See Me Save Me, the road safety campaign founded by the family of Eilidh Cairns, the cyclist killed by a lorry as she rode to work through London’s Notting Hill three years ago, has teamed up with data mapping specialists ITO World to produce a map of cyclist and pedestrian casualties in the capital between 2000 and 2010.

Last year, ITO produced an interactive map that showed road casualty statistics across Britain during the same period. Like that map, the one produced for London is based on the Department for Transport’s Stats 19 road traffic casualty database, and shows the age and gender of the victim as well as the severity of the incident.

For the first time, the London map also distinguishes between the size of the vehicles involved, with those with a gross combination mass of over 3.5 tonnes – which includes medium and large goods vehicles – shown in darker shades than those involving smaller vehicles.

As with the previous map, the data presented should not be used to identify individuals involved in any of the incidents.

One striking feature of the map is the higher prevalence of fatalities and serious injuries among cyclists compared to pedestrians in many parts of Inner and Central London and in particular in and around the City of London and bordering boroughs such as Islington, Camden and Southwark.
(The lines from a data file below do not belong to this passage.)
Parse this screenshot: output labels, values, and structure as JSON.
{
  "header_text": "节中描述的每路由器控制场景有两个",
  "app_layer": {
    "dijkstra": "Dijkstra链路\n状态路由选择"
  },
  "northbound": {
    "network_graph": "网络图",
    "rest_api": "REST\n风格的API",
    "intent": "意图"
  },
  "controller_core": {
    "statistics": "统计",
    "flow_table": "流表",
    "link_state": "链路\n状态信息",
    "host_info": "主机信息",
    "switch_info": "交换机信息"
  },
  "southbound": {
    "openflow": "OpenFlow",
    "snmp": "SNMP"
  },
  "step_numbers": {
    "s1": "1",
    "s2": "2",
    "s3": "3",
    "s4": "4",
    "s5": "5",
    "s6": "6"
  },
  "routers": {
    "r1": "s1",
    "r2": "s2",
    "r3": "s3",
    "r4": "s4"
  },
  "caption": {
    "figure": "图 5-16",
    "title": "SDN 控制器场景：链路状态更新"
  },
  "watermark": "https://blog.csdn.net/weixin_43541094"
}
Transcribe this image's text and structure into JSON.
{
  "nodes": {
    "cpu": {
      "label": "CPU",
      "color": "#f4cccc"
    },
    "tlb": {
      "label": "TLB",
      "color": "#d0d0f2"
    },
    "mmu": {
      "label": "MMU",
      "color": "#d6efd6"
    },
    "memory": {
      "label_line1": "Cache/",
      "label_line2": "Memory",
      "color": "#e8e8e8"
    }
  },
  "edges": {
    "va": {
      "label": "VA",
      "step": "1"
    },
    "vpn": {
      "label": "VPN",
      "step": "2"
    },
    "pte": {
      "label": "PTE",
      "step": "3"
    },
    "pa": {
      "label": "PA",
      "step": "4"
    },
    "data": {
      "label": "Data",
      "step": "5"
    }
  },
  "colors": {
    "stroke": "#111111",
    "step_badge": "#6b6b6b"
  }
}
When it was revealed earlier this year recently that there had not been a single cyclist fatality in Paris during 2011, the point was made by some that data from the French capital were not directly comparable to those for London, since they only covered a small, central zone; the map shows clearly, however, that it is in such a narrow-defined area that many of the cyclists who died in London over the first decade of the millennium lost their lives.